Les services qui occupent une place prépondérante dans les villes durables de demain – nouveaux modèles économiques et de gouvernance, services améliorés de santé et de sécurité publiques, systèmes avancés de gestion de l’eau et de transport – s’appuient sur les nouvelles capacités de mise en réseau qui apparaissent dans le monde entier. Celles-ci sont à leur tour soutenues par les normes fondamentales élaborées par le comité technique ISO/TC 268, Villes et communautés territoriales durables, grâce à une collaboration mondiale qui dépasse les frontières géographiques, industrielles et technologiques.
Avec plus de 20 normes publiées à ce jour et beaucoup d’autres en préparation, la famille de normes ISO pour les villes s’agrandit afin d’anticiper les besoins actuels et futurs des zones urbaines du monde entier. Bernard Gindroz, Président de l’ISO/TC 268, est le grand spécialiste des villes durables de demain. Il fait part ici de ses espoirs concernant un avenir urbain plus intelligent.
ISOfocus : Comment avez-vous fini par travailler avec l’ISO ?

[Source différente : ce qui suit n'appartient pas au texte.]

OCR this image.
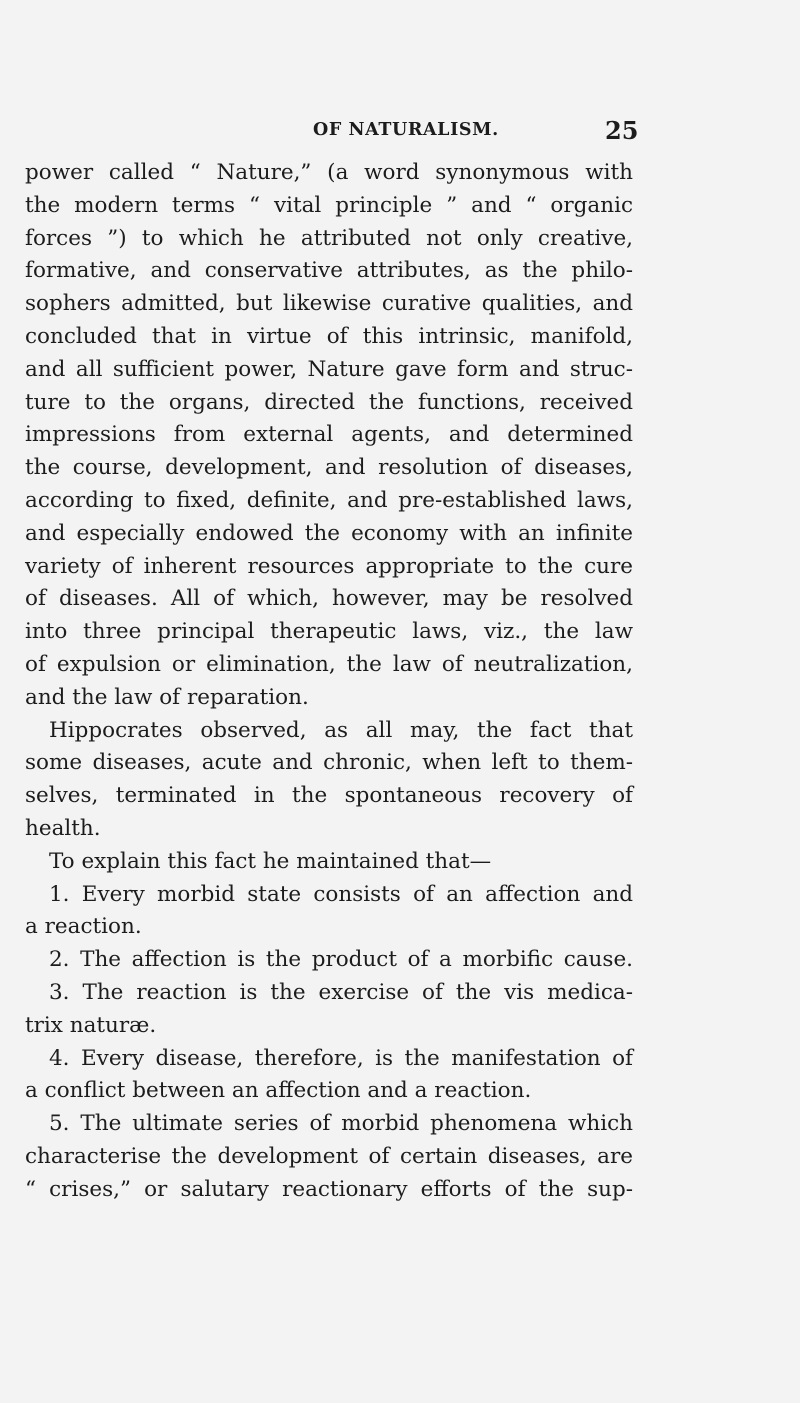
OF NATURALISM.	25
power called “ Nature,” (a word synonymous with
the modern terms “ vital principle ” and “ organic
forces ”) to which he attributed not only creative,
formative, and conservative attributes, as the philo-
sophers admitted, but likewise curative qualities, and
concluded that in virtue of this intrinsic, manifold,
and all sufficient power, Nature gave form and struc-
ture to the organs, directed the functions, received
impressions from external agents, and determined
the course, development, and resolution of diseases,
according to fixed, definite, and pre-established laws,
and especially endowed the economy with an infinite
variety of inherent resources appropriate to the cure
of diseases. All of which, however, may be resolved
into three principal therapeutic laws, viz., the law
of expulsion or elimination, the law of neutralization,
and the law of reparation.
Hippocrates observed, as all may, the fact that
some diseases, acute and chronic, when left to them-
selves, terminated in the spontaneous recovery of
health.
To explain this fact he maintained that—
1. Every morbid state consists of an affection and
a reaction.
2. The affection is the product of a morbific cause.
3. The reaction is the exercise of the vis medica-
trix naturæ.
4. Every disease, therefore, is the manifestation of
a conflict between an affection and a reaction.
5. The ultimate series of morbid phenomena which
characterise the development of certain diseases, are
“ crises,” or salutary reactionary efforts of the sup-
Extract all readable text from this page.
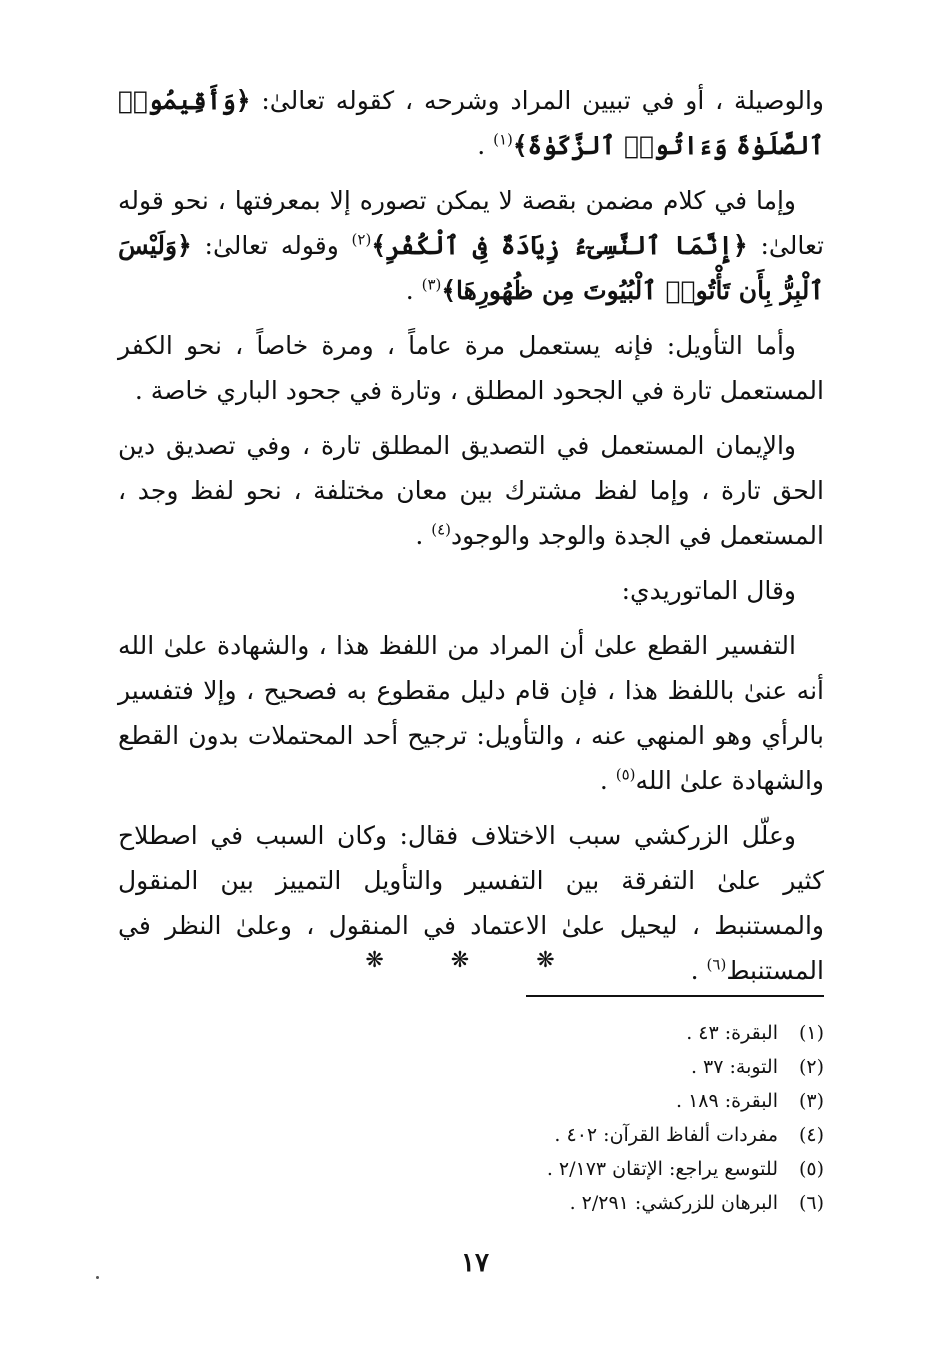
والوصيلة ، أو في تبيين المراد وشرحه ، كقوله تعالىٰ: ﴿وَأَقِيمُوا۟ ٱلصَّلَوٰةَ وَءَاتُوا۟ ٱلزَّكَوٰةَ﴾$^{(١)}$ .

وإما في كلام مضمن بقصة لا يمكن تصوره إلا بمعرفتها ، نحو قوله تعالىٰ: ﴿إِنَّمَا ٱلنَّسِىٓءُ زِيَادَةٌ فِى ٱلْكُفْرِ﴾$^{(٢)}$ وقوله تعالىٰ: ﴿وَلَيْسَ ٱلْبِرُّ بِأَن تَأْتُوا۟ ٱلْبُيُوتَ مِن ظُهُورِهَا﴾$^{(٣)}$ .

وأما التأويل: فإنه يستعمل مرة عاماً ، ومرة خاصاً ، نحو الكفر المستعمل تارة في الجحود المطلق ، وتارة في جحود الباري خاصة .

والإيمان المستعمل في التصديق المطلق تارة ، وفي تصديق دين الحق تارة ، وإما لفظ مشترك بين معان مختلفة ، نحو لفظ وجد ، المستعمل في الجدة والوجد والوجود$^{(٤)}$ .

وقال الماتوريدي:

التفسير القطع علىٰ أن المراد من اللفظ هذا ، والشهادة علىٰ الله أنه عنىٰ باللفظ هذا ، فإن قام دليل مقطوع به فصحيح ، وإلا فتفسير بالرأي وهو المنهي عنه ، والتأويل: ترجيح أحد المحتملات بدون القطع والشهادة علىٰ الله$^{(٥)}$ .

وعلّل الزركشي سبب الاختلاف فقال: وكان السبب في اصطلاح كثير علىٰ التفرقة بين التفسير والتأويل التمييز بين المنقول والمستنبط ، ليحيل علىٰ الاعتماد في المنقول ، وعلىٰ النظر في المستنبط$^{(٦)}$ .

❋ ❋ ❋
(١)
البقرة: ٤٣ .
(٢)
التوبة: ٣٧ .
(٣)
البقرة: ١٨٩ .
(٤)
مفردات ألفاظ القرآن: ٤٠٢ .
(٥)
للتوسع يراجع: الإتقان ٢/١٧٣ .
(٦)
البرهان للزركشي: ٢/٢٩١ .
١٧
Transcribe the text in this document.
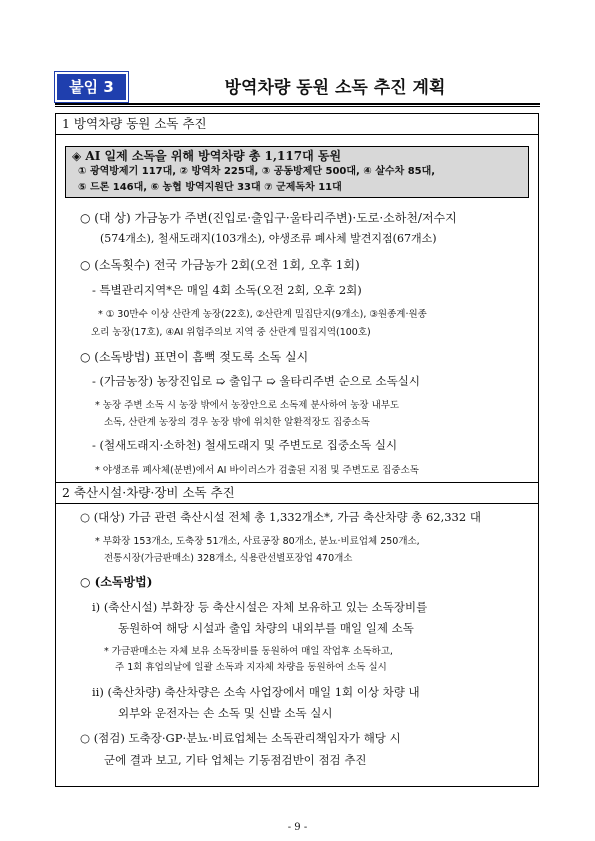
붙임 3	방역차량 동원 소독 추진 계획
1 방역차량 동원 소독 추진
◈ AI 일제 소독을 위해 방역차량 총 1,117대 동원
① 광역방제기 117대, ② 방역차 225대, ③ 공동방제단 500대, ④ 살수차 85대,
⑤ 드론 146대, ⑥ 농협 방역지원단 33대 ⑦ 군제독차 11대
○ (대 상) 가금농가 주변(진입로·출입구·울타리주변)·도로·소하천/저수지
(574개소), 철새도래지(103개소), 야생조류 폐사체 발견지점(67개소)
○ (소독횟수) 전국 가금농가 2회(오전 1회, 오후 1회)
- 특별관리지역*은 매일 4회 소독(오전 2회, 오후 2회)
* ① 30만수 이상 산란계 농장(22호), ②산란계 밀집단지(9개소), ③원종계·원종
오리 농장(17호), ④AI 위험주의보 지역 중 산란계 밀집지역(100호)
○ (소독방법) 표면이 흠뻑 젖도록 소독 실시
- (가금농장) 농장진입로 ➯ 출입구 ➯ 울타리주변 순으로 소독실시
* 농장 주변 소독 시 농장 밖에서 농장안으로 소독제 분사하여 농장 내부도
소독, 산란계 농장의 경우 농장 밖에 위치한 알환적장도 집중소독
- (철새도래지·소하천) 철새도래지 및 주변도로 집중소독 실시
* 야생조류 폐사체(분변)에서 AI 바이러스가 검출된 지점 및 주변도로 집중소독
2 축산시설·차량·장비 소독 추진
○ (대상) 가금 관련 축산시설 전체 총 1,332개소*, 가금 축산차량 총 62,332 대
* 부화장 153개소, 도축장 51개소, 사료공장 80개소, 분뇨·비료업체 250개소,
전통시장(가금판매소) 328개소, 식용란선별포장업 470개소
○ (소독방법)
ⅰ) (축산시설) 부화장 등 축산시설은 자체 보유하고 있는 소독장비를
동원하여 해당 시설과 출입 차량의 내외부를 매일 일제 소독
* 가금판매소는 자체 보유 소독장비를 동원하여 매일 작업후 소독하고,
주 1회 휴업의날에 일괄 소독과 지자체 차량을 동원하여 소독 실시
ⅱ) (축산차량) 축산차량은 소속 사업장에서 매일 1회 이상 차량 내
외부와 운전자는 손 소독 및 신발 소독 실시
○ (점검) 도축장·GP·분뇨·비료업체는 소독관리책임자가 해당 시
군에 결과 보고, 기타 업체는 기동점검반이 점검 추진
- 9 -
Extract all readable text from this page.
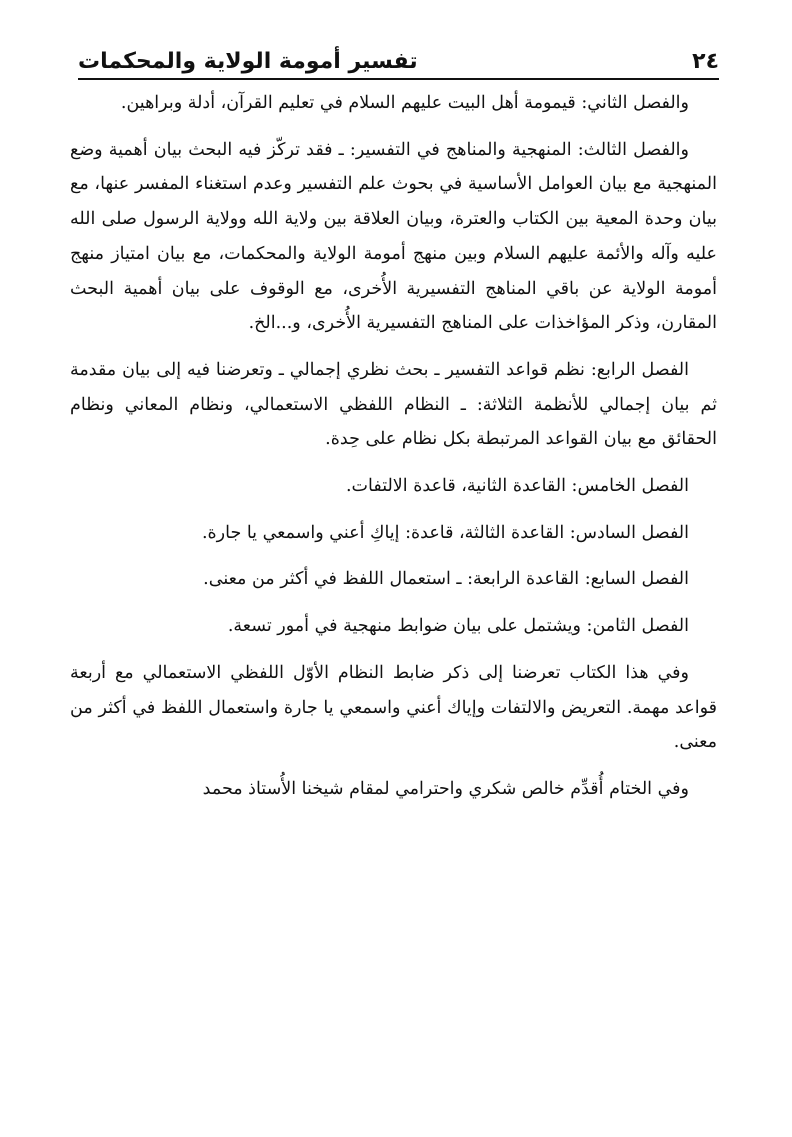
٢٤
تفسير أمومة الولاية والمحكمات

والفصل الثاني: قيمومة أهل البيت عليهم السلام في تعليم القرآن، أدلة وبراهين.

والفصل الثالث: المنهجية والمناهج في التفسير: ـ فقد تركّز فيه البحث بيان أهمية وضع المنهجية مع بيان العوامل الأساسية في بحوث علم التفسير وعدم استغناء المفسر عنها، مع بيان وحدة المعية بين الكتاب والعترة، وبيان العلاقة بين ولاية الله وولاية الرسول صلى الله عليه وآله والأئمة عليهم السلام وبين منهج أمومة الولاية والمحكمات، مع بيان امتياز منهج أمومة الولاية عن باقي المناهج التفسيرية الأُخرى، مع الوقوف على بيان أهمية البحث المقارن، وذكر المؤاخذات على المناهج التفسيرية الأُخرى، و...الخ.

الفصل الرابع: نظم قواعد التفسير ـ بحث نظري إجمالي ـ وتعرضنا فيه إلى بيان مقدمة ثم بيان إجمالي للأنظمة الثلاثة: ـ النظام اللفظي الاستعمالي، ونظام المعاني ونظام الحقائق مع بيان القواعد المرتبطة بكل نظام على حِدة.

الفصل الخامس: القاعدة الثانية، قاعدة الالتفات.

الفصل السادس: القاعدة الثالثة، قاعدة: إياكِ أعني واسمعي يا جارة.

الفصل السابع: القاعدة الرابعة: ـ استعمال اللفظ في أكثر من معنى.

الفصل الثامن: ويشتمل على بيان ضوابط منهجية في أمور تسعة.

وفي هذا الكتاب تعرضنا إلى ذكر ضابط النظام الأوّل اللفظي الاستعمالي مع أربعة قواعد مهمة. التعريض والالتفات وإياك أعني واسمعي يا جارة واستعمال اللفظ في أكثر من معنى.

وفي الختام أُقدِّم خالص شكري واحترامي لمقام شيخنا الأُستاذ محمد
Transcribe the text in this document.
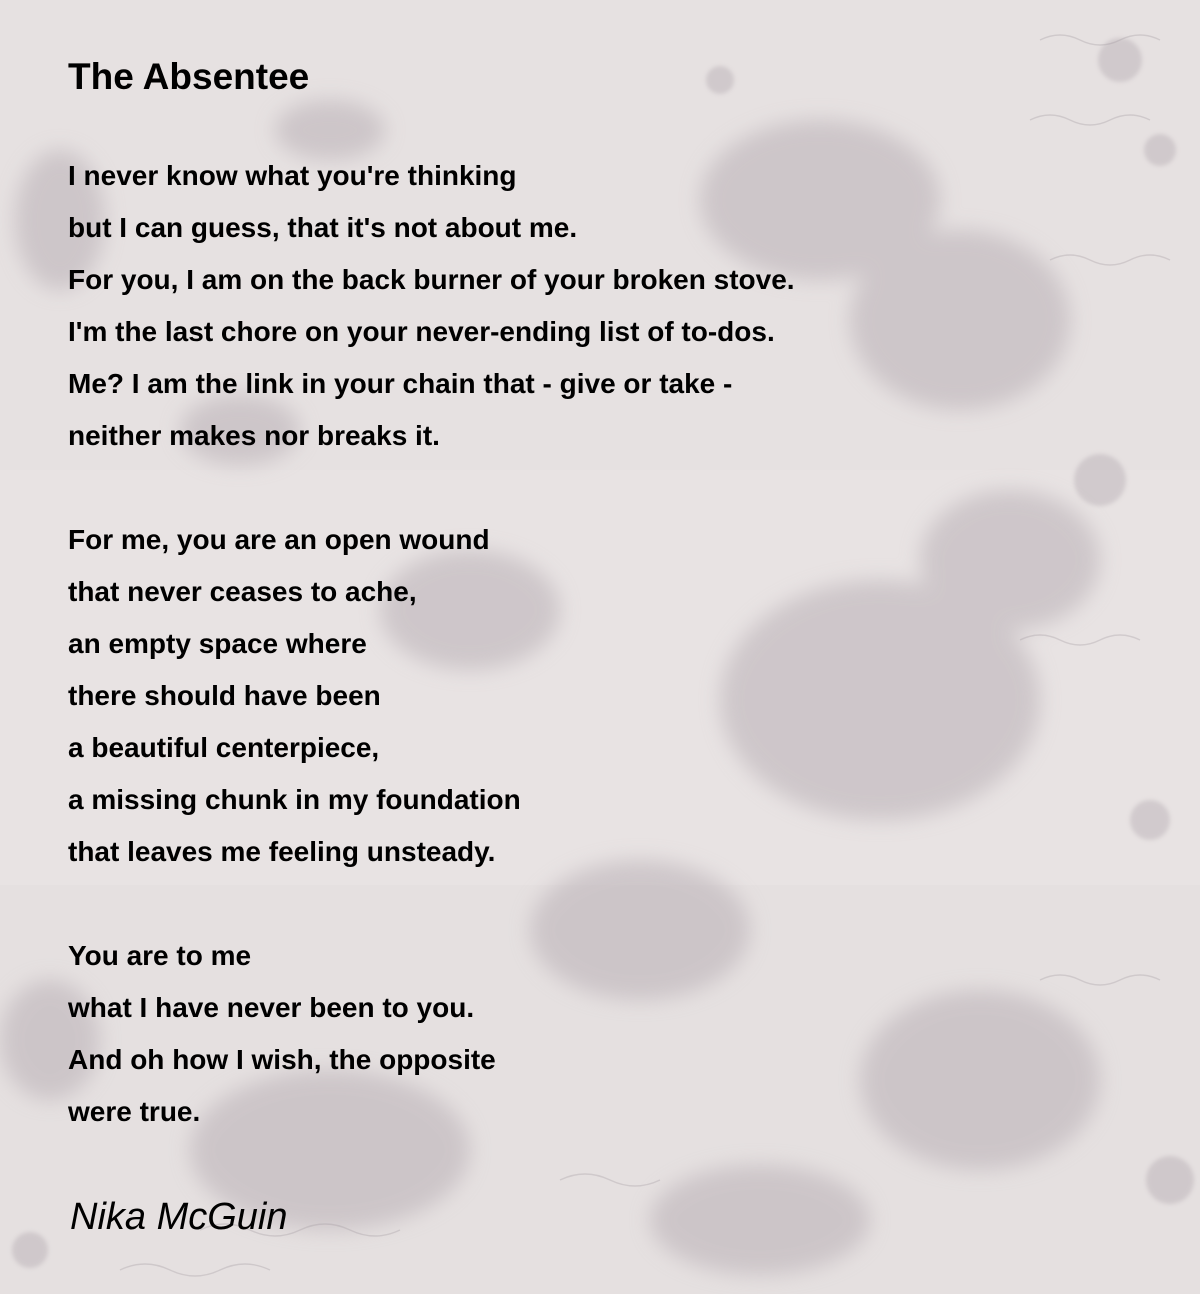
The Absentee
I never know what you're thinking
but I can guess, that it's not about me.
For you, I am on the back burner of your broken stove.
I'm the last chore on your never-ending list of to-dos.
Me? I am the link in your chain that - give or take -
neither makes nor breaks it.
For me, you are an open wound
that never ceases to ache,
an empty space where
there should have been
a beautiful centerpiece,
a missing chunk in my foundation
that leaves me feeling unsteady.
You are to me
what I have never been to you.
And oh how I wish, the opposite
were true.
Nika McGuin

Bernard Gindroz : Après avoir obtenu mon diplôme en génie mécanique, j’ai entrepris de passer un doctorat dans le domaine de l’énergie. Cela a éveillé mon intérêt pour l’énergie durable et la protection de l’environnement. Mon évolution vers l’élaboration de mesures et de lignes directrices normalisées susceptibles d’être appliquées par d’autres organisations et par des villes s’est donc révélée parfaitement logique.
Je travaillais alors avec l’AFNOR, le membre de l’ISO pour la France, qui compte dans ses rangs près de 2 500 entreprises. Son rôle consiste à diriger et à coordonner le processus d’élaboration des normes en France et en Europe, tout en soutenant le recours aux normes. Il y a quatre ans environ, l’AFNOR m’a proposé la présidence du comité technique ISO/TC 268 sur les villes et communautés territoriales durables.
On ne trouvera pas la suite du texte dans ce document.